The five frameworks are not a simple linear progression; they coexist, overlap, and sometimes conflict. The Cowles Commission's simultaneous-equation logic persists in microeconometric structural estimation, where researchers estimate systems of demand and supply at the individual level. Rational Expectations Structural Estimation narrowed the Cowles approach by requiring model-consistent expectations, and this commitment to microfoundations was inherited and expanded by DSGE modeling. Bayesian Structural Estimation serves as a cross-cutting methodology: it is the standard inferential approach for DSGE estimation and is increasingly used in micro applications. The frameworks differ along several dimensions. On aggregation level: Cowles and DSGE operate at the macro level, while microeconometric estimation works with individual data. On identification strategy: Cowles relied on exclusion restrictions, Rational Expectations on cross-equation restrictions, and microeconometric methods on variation in choice sets and dynamic incentives. On assumption strength: DSGE models impose the strongest assumptions (representative agents, rational expectations, market clearing), while microeconometric models can be more flexible but still require strong assumptions about preferences and information.

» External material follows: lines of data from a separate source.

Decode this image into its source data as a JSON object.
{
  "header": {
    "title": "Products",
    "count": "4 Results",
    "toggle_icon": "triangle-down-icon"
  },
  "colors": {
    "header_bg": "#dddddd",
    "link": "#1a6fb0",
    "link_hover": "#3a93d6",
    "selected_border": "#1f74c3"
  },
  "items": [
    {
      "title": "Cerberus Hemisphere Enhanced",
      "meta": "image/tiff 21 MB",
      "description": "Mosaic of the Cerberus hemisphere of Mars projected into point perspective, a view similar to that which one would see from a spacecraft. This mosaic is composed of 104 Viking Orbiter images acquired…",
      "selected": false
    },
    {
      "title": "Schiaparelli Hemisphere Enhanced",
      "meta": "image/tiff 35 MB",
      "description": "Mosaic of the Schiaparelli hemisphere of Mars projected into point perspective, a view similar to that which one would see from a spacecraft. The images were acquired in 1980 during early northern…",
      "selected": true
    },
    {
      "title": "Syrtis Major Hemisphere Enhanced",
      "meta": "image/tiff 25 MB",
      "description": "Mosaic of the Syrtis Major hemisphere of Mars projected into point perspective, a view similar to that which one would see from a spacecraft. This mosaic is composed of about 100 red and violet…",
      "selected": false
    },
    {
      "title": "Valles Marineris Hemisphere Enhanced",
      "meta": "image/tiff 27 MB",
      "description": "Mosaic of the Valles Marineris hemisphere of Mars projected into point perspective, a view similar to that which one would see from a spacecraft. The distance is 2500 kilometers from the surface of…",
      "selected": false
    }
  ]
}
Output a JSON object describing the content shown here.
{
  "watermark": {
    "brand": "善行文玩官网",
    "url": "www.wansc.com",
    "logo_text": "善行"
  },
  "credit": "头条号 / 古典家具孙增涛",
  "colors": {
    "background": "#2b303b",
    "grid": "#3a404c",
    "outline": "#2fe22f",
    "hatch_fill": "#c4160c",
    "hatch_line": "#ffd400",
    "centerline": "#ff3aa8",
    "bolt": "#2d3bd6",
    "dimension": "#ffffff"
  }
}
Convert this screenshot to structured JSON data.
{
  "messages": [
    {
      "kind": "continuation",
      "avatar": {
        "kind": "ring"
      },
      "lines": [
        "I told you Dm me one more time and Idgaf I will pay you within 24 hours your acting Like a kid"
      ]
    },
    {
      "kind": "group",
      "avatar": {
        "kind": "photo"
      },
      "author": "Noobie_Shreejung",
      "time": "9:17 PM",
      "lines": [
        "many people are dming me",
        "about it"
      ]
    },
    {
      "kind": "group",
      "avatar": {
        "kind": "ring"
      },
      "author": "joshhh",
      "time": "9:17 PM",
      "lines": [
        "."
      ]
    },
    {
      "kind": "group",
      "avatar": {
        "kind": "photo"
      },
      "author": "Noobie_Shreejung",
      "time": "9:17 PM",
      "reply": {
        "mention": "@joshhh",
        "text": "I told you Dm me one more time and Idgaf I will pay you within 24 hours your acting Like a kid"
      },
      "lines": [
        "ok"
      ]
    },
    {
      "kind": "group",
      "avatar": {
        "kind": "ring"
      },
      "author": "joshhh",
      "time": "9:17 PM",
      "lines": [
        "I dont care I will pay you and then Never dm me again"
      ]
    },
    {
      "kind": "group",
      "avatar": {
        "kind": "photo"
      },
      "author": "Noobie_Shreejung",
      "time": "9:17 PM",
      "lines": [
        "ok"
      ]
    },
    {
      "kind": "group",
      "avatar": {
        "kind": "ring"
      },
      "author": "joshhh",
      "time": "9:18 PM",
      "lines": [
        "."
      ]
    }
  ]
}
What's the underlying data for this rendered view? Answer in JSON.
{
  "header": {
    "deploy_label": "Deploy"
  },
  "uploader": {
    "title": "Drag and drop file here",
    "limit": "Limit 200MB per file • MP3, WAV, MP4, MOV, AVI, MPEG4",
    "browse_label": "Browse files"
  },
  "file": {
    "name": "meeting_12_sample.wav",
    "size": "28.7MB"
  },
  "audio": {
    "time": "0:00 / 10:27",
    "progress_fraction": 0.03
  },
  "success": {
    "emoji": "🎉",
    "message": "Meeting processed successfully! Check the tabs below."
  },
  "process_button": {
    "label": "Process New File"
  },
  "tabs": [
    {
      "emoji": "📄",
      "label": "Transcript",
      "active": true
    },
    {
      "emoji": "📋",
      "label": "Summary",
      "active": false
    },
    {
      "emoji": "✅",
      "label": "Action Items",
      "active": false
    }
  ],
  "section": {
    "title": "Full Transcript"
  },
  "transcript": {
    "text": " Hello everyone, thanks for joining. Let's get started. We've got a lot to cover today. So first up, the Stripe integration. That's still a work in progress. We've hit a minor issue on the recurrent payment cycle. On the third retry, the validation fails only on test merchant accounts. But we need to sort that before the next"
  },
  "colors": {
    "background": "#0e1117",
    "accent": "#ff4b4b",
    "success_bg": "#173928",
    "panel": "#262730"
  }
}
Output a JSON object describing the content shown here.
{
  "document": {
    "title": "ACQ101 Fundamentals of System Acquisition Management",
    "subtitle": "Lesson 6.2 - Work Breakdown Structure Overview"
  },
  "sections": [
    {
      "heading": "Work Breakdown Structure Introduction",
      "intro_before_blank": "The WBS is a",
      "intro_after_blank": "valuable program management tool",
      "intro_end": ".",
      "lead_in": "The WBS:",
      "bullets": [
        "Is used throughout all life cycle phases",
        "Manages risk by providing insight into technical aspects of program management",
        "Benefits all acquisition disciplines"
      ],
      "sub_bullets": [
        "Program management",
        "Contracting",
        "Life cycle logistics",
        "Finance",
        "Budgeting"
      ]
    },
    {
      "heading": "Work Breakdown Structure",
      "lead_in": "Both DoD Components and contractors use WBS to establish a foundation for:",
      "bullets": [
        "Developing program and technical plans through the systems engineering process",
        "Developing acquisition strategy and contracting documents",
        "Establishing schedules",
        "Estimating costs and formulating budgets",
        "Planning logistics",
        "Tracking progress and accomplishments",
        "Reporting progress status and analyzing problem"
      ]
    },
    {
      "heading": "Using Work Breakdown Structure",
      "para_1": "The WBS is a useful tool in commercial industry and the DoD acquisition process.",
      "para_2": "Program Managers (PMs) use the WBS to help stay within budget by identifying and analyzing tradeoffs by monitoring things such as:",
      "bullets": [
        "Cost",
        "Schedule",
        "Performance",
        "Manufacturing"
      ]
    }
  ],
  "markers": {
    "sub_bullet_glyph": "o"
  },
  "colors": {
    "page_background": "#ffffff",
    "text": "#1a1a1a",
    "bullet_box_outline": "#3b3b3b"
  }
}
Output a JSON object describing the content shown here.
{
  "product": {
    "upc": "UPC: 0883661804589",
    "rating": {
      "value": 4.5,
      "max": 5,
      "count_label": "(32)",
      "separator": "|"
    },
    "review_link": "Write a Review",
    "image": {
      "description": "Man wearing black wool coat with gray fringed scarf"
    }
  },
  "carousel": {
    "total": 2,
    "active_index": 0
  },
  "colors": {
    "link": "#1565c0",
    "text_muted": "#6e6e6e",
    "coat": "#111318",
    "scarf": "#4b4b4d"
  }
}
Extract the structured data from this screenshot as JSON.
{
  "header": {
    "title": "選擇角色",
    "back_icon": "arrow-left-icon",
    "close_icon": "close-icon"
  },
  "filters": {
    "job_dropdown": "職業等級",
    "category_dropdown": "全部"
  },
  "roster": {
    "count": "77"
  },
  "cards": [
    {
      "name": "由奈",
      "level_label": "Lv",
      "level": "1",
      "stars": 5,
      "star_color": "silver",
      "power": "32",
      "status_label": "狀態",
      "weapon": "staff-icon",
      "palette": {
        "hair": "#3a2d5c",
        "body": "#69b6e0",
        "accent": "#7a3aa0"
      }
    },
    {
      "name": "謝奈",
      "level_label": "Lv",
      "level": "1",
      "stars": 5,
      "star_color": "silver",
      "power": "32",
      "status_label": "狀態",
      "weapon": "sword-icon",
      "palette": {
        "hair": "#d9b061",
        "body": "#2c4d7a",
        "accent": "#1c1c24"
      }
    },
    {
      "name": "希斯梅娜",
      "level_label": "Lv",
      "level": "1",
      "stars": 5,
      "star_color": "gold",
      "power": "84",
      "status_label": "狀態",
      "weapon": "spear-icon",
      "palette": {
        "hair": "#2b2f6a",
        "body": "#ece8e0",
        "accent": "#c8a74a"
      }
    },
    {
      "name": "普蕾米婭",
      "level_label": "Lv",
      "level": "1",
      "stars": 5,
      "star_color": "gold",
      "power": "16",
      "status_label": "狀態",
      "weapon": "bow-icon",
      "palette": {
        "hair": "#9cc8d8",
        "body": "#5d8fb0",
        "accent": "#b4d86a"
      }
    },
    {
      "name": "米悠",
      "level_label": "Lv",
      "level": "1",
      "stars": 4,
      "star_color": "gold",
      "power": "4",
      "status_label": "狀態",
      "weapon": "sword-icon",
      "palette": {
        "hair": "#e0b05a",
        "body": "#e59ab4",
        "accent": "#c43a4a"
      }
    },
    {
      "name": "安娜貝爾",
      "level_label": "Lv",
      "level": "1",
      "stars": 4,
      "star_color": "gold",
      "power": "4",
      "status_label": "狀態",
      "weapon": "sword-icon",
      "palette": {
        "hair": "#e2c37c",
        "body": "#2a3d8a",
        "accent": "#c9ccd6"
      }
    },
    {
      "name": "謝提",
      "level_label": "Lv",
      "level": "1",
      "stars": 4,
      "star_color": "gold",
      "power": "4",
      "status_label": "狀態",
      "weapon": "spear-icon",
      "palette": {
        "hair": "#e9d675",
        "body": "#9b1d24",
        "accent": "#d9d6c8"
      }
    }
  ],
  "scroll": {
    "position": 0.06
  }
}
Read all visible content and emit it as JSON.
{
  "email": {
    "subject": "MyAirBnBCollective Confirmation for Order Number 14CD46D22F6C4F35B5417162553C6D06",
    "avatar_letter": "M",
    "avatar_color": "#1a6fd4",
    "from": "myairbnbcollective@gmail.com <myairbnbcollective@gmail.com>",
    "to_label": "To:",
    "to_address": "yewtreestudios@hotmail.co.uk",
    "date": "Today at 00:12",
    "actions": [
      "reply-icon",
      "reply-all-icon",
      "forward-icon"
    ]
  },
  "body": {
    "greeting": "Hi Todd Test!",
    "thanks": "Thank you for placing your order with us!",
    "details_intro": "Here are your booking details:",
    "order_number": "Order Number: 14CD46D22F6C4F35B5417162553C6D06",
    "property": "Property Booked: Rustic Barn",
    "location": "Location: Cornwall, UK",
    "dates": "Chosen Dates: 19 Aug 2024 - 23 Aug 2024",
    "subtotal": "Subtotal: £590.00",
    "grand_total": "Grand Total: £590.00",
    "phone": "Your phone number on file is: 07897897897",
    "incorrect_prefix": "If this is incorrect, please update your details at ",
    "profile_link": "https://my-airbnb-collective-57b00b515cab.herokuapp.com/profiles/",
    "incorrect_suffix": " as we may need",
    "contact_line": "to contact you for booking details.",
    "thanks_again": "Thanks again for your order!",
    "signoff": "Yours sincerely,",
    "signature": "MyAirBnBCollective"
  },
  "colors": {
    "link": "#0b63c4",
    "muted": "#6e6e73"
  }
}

Today, the leading frameworks are Microeconometric Structural Estimation, Bayesian Structural Estimation, and DSGE Modeling. They agree on the core goal: recovering deep, invariant parameters that can be used for counterfactual analysis. They also agree that economic theory must guide empirical work—a position that distinguishes them from design-based causal inference, which prioritizes clean identification of average treatment effects over structural parameters. The main disagreements are about the level of aggregation, the role of general equilibrium, and the credibility of assumptions. Microeconometricians argue that individual-level data reveal heterogeneity and behavioral responses that aggregate models miss. DSGE modelers counter that general equilibrium effects matter for policy analysis and cannot be captured by partial-equilibrium micro studies. Bayesian practitioners emphasize that all structural estimation involves prior beliefs, and that transparency about priors is essential for credibility. The tension between structural and design-based approaches remains unresolved: structural estimation offers richer counterfactuals but at the cost of stronger assumptions, while design-based methods provide more credible estimates of average effects but cannot answer many policy questions. The future of structural estimation likely lies in hybrid approaches that combine the credibility of design-based identification with the depth of structural models, and in computational advances that allow estimation of richer, more realistic models.